Les consultations virtuelles sont en forte croissance depuis le début de la pandémie de COVID-19. Selon Ottawa, en trois ans, la proportion de soins de santé prodigués de cette manière est passée de 3 % à 18 %.

La populaire plateforme Maple offre, par exemple, de consulter virtuellement un médecin généraliste autorisé à exercer au Canada pour 69 $ ou de le faire jusqu’à 30 fois par an avec un forfait facturé 30 $ mensuellement. 

Des régimes d’avantages sociaux proposent également des services de télémédecine privée. Dans certains cas, les patients paient directement les frais puis se font rembourser par leur assurance collective.

Ottawa reconnaît que la fourniture des soins a toujours été en partie privée et elle le restera, mais qu’au chapitre du paiement, le gouvernement Trudeau juge «absolument hors de question» que les Canadiens aient à sortir «leur carte de crédit».

L’appui du NPD

Sur Twitter, le porte-parole du Nouveau Parti démocratique en matière de santé, Don Davies, a félicité le ministre Duclos de «sévir contre la surfacturation» au pays.

«Nous avons besoin que notre gouvernement fédéral protège les patients et applique fermement la Loi canadienne sur la santé, a-t-il écrit. J’espère que le plaidoyer persistant du NPD pour des soins de santé publics pour tous a joué un rôle dans cette mesure bienvenue.»

M. Duclos a nié que la sortie de vendredi à l’endroit des provinces vise à transmettre un message au NPD pour les convaincre que les libéraux sont de bons partenaires à quelques semaines du dépôt du budget fédéral.

«C’est surtout relié aux doléances qu’on entend des Canadiens (…) qui voient dans certains cas un défi en termes d’accessibilité et d’équité et de gratuité des soins», a-t-il répondu.

Et même à ceux qui estiment qu’Ottawa redonne d’une main ce qu’il prend de l’autre, étant en train de conclure des ententes bilatérales sur la santé de plusieurs milliards, le ministre Duclos insiste que le moment de l’annonce n’a pas été choisi.

Depuis les «40 dernières années», a-t-il mentionné, Ottawa informe les provinces des déductions à la fin de l’année fiscale, soit en mars, en parallèle avec l’envoi des transferts canadiens santé pour l’année qui va suivre.

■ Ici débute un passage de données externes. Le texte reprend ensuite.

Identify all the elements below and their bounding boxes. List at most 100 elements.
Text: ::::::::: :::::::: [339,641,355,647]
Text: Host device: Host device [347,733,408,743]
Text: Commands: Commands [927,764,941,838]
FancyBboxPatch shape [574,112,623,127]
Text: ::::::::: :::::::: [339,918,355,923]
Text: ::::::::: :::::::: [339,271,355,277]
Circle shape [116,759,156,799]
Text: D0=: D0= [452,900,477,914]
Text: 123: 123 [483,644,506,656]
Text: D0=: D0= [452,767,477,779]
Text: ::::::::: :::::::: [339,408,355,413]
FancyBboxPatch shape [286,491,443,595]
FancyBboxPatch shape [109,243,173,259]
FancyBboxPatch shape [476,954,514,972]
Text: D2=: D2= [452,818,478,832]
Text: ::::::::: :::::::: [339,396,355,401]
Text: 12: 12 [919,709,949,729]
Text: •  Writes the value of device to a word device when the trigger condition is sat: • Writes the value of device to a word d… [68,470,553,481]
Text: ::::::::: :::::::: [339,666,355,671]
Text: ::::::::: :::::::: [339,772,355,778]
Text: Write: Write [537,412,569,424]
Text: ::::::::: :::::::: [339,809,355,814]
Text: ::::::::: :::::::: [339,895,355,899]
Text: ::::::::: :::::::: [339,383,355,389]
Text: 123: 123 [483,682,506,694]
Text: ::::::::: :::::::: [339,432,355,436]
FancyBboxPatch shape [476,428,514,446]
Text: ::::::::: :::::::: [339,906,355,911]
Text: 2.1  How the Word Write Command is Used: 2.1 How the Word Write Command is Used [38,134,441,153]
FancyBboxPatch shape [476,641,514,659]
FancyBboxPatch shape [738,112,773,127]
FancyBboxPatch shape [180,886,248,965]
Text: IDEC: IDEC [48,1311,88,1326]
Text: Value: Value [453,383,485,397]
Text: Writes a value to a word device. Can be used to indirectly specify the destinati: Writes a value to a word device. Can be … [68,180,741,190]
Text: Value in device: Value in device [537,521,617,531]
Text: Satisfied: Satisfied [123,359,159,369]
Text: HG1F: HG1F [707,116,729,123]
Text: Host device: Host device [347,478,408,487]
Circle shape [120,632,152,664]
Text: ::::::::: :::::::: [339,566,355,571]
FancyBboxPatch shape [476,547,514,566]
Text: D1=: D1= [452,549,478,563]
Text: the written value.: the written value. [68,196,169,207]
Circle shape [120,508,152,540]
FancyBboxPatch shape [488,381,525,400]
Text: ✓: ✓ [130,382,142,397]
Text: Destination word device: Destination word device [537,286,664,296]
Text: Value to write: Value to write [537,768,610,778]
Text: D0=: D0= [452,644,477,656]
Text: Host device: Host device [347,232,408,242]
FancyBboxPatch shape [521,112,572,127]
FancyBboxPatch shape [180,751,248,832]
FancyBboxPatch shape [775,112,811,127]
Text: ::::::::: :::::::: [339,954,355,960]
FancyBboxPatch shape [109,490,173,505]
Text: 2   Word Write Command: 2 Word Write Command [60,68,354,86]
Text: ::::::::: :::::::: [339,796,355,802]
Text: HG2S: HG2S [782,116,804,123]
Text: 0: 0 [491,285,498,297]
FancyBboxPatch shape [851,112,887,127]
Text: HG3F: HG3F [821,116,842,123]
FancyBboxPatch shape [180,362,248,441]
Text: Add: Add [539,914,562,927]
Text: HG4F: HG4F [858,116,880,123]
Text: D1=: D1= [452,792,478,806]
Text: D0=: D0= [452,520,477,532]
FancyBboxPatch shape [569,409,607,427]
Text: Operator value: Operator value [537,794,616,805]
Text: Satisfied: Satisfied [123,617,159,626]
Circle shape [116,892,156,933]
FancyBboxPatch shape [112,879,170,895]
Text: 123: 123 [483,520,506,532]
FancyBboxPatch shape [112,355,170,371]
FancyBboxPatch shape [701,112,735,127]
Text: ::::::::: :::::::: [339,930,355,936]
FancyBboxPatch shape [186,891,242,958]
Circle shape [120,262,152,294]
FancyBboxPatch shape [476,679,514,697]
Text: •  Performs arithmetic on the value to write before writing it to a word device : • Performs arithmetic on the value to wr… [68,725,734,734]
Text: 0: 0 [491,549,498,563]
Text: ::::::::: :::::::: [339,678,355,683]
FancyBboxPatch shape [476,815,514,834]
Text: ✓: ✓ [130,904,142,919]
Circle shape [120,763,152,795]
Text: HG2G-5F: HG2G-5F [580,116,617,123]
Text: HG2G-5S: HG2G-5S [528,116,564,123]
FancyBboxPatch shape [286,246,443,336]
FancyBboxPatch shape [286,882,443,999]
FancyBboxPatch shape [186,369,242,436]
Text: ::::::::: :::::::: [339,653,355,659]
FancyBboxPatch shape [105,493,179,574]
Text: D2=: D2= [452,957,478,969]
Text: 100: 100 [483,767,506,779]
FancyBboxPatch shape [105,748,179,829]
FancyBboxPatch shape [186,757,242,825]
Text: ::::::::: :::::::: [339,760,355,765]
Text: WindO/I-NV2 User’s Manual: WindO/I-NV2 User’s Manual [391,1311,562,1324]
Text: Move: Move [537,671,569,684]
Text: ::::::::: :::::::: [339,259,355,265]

Au cours des derniers mois, le recours au privé dans les soins de santé, particulièrement en Ontario, a fait abondamment grincer les dents des néo-démocrates avec lesquels les libéraux, qui dirigent un gouvernement minoritaire, ont une entente «de soutien et de confiance» afin de se maintenir au pouvoir.

Le chef du NPD, Jagmeet Singh, a d’ailleurs dit constater que le premier ministre Justin Trudeau considère visiblement le privé comme «solution innovante» pour régler les problèmes et l’a accusé de faire «volte-face» par rapport à ses positions passées.

Le gouvernement progressiste-conservateur du premier ministre de l’Ontario, Doug Ford, a annoncé en janvier le transfert de certaines procédures vers des établissements privés financés par l’État dans le but de réduire une liste d’attente croissante pour les chirurgies, qui s’est aggravée pendant la pandémie de COVID-19.

Des provinces comme le Québec, l’Alberta et la Saskatchewan ont déjà adopté des mesures similaires pour réduire leurs listes d’attente et désengorger les salles d’opération des hôpitaux, notamment pour les chirurgies de la cataracte, de la hanche et du genou.